Cullum Hall History
The will of Brevet Major General George Washington Cullum, USMA Class of 1833, contained a $250,000 bequest “to be used for construction and maintenance of a memorial hall at West Point to be dedicated to the officers and graduates of the U.S. Military Academy.”
Cullum’s bequest was formally accepted by an act of Congress and construction began in 1898. When the building was dedicated two years later, it became a memorial repository to honor deceased graduates through portraits, sculptures, and plaques. Noted architect, Stanford White, designed the building in a Greek Revival style of Milford granite. Cullum Hall remains one of the most richly decorated buildings at West Point.

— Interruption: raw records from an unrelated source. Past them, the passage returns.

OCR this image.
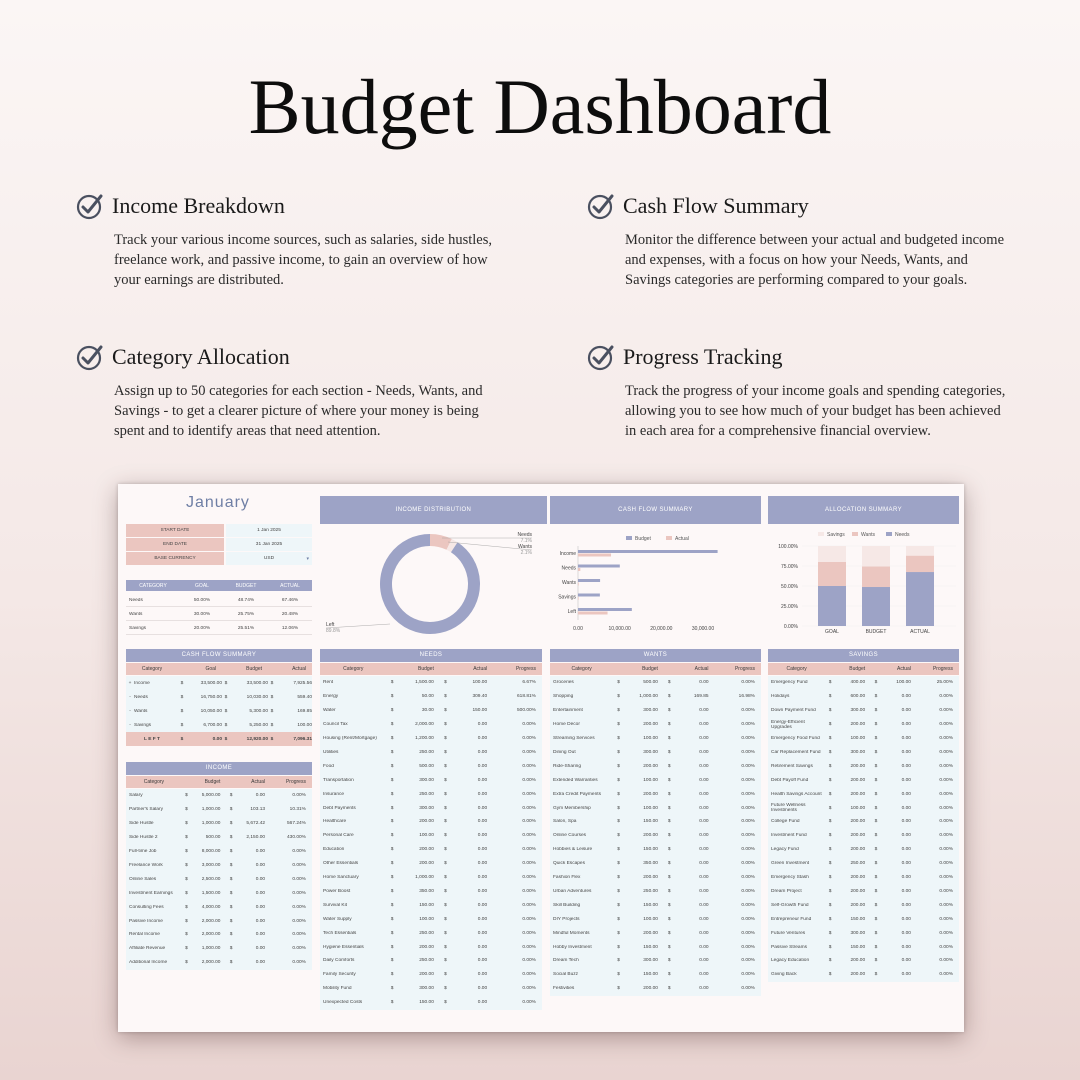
Budget Dashboard
Income Breakdown
Track your various income sources, such as salaries, side hustles,
freelance work, and passive income, to gain an overview of how
your earnings are distributed.
Cash Flow Summary
Monitor the difference between your actual and budgeted income
and expenses, with a focus on how your Needs, Wants, and
Savings categories are performing compared to your goals.
Category Allocation
Assign up to 50 categories for each section - Needs, Wants, and
Savings - to get a clearer picture of where your money is being
spent and to identify areas that need attention.
Progress Tracking
Track the progress of your income goals and spending categories,
allowing you to see how much of your budget has been achieved
in each area for a comprehensive financial overview.
January
START DATE	1 Jan 2025
END DATE	31 Jan 2025
BASE CURRENCY	USD	▾
CATEGORY	GOAL	BUDGET	ACTUAL
Needs	50.00%	48.74%	67.46%
Wants	30.00%	25.75%	20.48%
Savings	20.00%	25.51%	12.06%
INCOME DISTRIBUTION
Needs
7.1%
Wants
2.1%
Left
89.8%
CASH FLOW SUMMARY
Budget	Actual
Income
Needs
Wants
Savings
Left
0.00	10,000.00	20,000.00	30,000.00
ALLOCATION SUMMARY
Savings	Wants	Needs
100.00%
75.00%
50.00%
25.00%
0.00%
GOAL	BUDGET	ACTUAL
CASH FLOW SUMMARY
Category	Goal	Budget	Actual
+ Income	$	33,500.00 $	33,500.00 $	7,925.56
- Needs	$	16,750.00 $	10,030.00 $	559.40
- Wants	$	10,050.00 $	5,300.00 $	169.85
- Savings	$	6,700.00 $	5,250.00 $	100.00
L E F T	$	0.00 $	12,920.00 $	7,096.31
INCOME
Category	Budget	Actual	Progress
Salary	$	5,000.00	$	0.00	0.00%
Partner's Salary	$	1,000.00	$	103.13	10.31%
Side Hustle	$	1,000.00	$	5,672.42	567.24%
Side Hustle 2	$	500.00	$	2,150.00	430.00%
Full-time Job	$	8,000.00	$	0.00	0.00%
Freelance Work	$	3,000.00	$	0.00	0.00%
Online Sales	$	2,500.00	$	0.00	0.00%
Investment Earnings	$	1,500.00	$	0.00	0.00%
Consulting Fees	$	4,000.00	$	0.00	0.00%
Passive Income	$	2,000.00	$	0.00	0.00%
Rental Income	$	2,000.00	$	0.00	0.00%
Affiliate Revenue	$	1,000.00	$	0.00	0.00%
Additional Income	$	2,000.00	$	0.00	0.00%
NEEDS
Category	Budget	Actual	Progress
Rent	$	1,500.00	$	100.00	6.67%
Energy	$	50.00	$	309.40	618.81%
Water	$	30.00	$	150.00	500.00%
Council Tax	$	2,000.00	$	0.00	0.00%
Housing (Rent/Mortgage)	$	1,200.00	$	0.00	0.00%
Utilities	$	250.00	$	0.00	0.00%
Food	$	500.00	$	0.00	0.00%
Transportation	$	300.00	$	0.00	0.00%
Insurance	$	250.00	$	0.00	0.00%
Debt Payments	$	300.00	$	0.00	0.00%
Healthcare	$	200.00	$	0.00	0.00%
Personal Care	$	100.00	$	0.00	0.00%
Education	$	200.00	$	0.00	0.00%
Other Essentials	$	200.00	$	0.00	0.00%
Home Sanctuary	$	1,000.00	$	0.00	0.00%
Power Boost	$	350.00	$	0.00	0.00%
Survival Kit	$	150.00	$	0.00	0.00%
Water Supply	$	100.00	$	0.00	0.00%
Tech Essentials	$	250.00	$	0.00	0.00%
Hygiene Essentials	$	200.00	$	0.00	0.00%
Daily Comforts	$	250.00	$	0.00	0.00%
Family Security	$	200.00	$	0.00	0.00%
Mobility Fund	$	300.00	$	0.00	0.00%
Unexpected Costs	$	150.00	$	0.00	0.00%
WANTS
Category	Budget	Actual	Progress
Groceries	$	500.00	$	0.00	0.00%
Shopping	$	1,000.00	$	169.85	16.98%
Entertainment	$	300.00	$	0.00	0.00%
Home Décor	$	200.00	$	0.00	0.00%
Streaming Services	$	100.00	$	0.00	0.00%
Dining Out	$	300.00	$	0.00	0.00%
Ride-Sharing	$	200.00	$	0.00	0.00%
Extended Warranties	$	100.00	$	0.00	0.00%
Extra Credit Payments	$	200.00	$	0.00	0.00%
Gym Membership	$	100.00	$	0.00	0.00%
Salon, Spa	$	150.00	$	0.00	0.00%
Online Courses	$	200.00	$	0.00	0.00%
Hobbies & Leisure	$	150.00	$	0.00	0.00%
Quick Escapes	$	350.00	$	0.00	0.00%
Fashion Flex	$	200.00	$	0.00	0.00%
Urban Adventures	$	250.00	$	0.00	0.00%
Skill Building	$	150.00	$	0.00	0.00%
DIY Projects	$	100.00	$	0.00	0.00%
Mindful Moments	$	200.00	$	0.00	0.00%
Hobby Investment	$	150.00	$	0.00	0.00%
Dream Tech	$	300.00	$	0.00	0.00%
Social Buzz	$	150.00	$	0.00	0.00%
Festivities	$	200.00	$	0.00	0.00%
SAVINGS
Category	Budget	Actual	Progress
Emergency Fund	$	400.00	$	100.00	25.00%
Holidays	$	600.00	$	0.00	0.00%
Down Payment Fund	$	300.00	$	0.00	0.00%
Energy-Efficient Upgrades	$	200.00	$	0.00	0.00%
Emergency Food Fund	$	100.00	$	0.00	0.00%
Car Replacement Fund	$	300.00	$	0.00	0.00%
Retirement Savings	$	200.00	$	0.00	0.00%
Debt Payoff Fund	$	200.00	$	0.00	0.00%
Health Savings Account	$	200.00	$	0.00	0.00%
Future Wellness Investments	$	100.00	$	0.00	0.00%
College Fund	$	200.00	$	0.00	0.00%
Investment Fund	$	200.00	$	0.00	0.00%
Legacy Fund	$	200.00	$	0.00	0.00%
Green Investment	$	250.00	$	0.00	0.00%
Emergency Stash	$	200.00	$	0.00	0.00%
Dream Project	$	200.00	$	0.00	0.00%
Self-Growth Fund	$	200.00	$	0.00	0.00%
Entrepreneur Fund	$	150.00	$	0.00	0.00%
Future Ventures	$	300.00	$	0.00	0.00%
Passive Streams	$	150.00	$	0.00	0.00%
Legacy Education	$	200.00	$	0.00	0.00%
Giving Back	$	200.00	$	0.00	0.00%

The grand ballroom upstairs is the triumph of the building. With its oil portraits, commemorative plaques, statues, and cannon trophies, it is a tribute to the achievements of West Point’s notable graduates. The Cullum Hall paintings, under the care of the West Point Museum, are among the most significant of memorial portraits at the Academy. The grand ballroom is slated for restoration by Spring 2013.
The main floor contains the Pershing Room (a formal assembly room) which opens onto the Terrace overlooking the Hudson River. Memorial Hall contains plaques and memorabilia, and serves as a reception area for cadet, officer, and graduate functions.
The lower two floors originally served as bachelor officer quarters. They are now offices and club rooms.
Today, Cullum Hall continues to serve the original function outlined by General Cullum in his will – that is, to be the site of social events, military ceremonies, and lectures.
The Cadet Hostess Office, which coordinates the use of Cullum Hall events, is located on the main floor.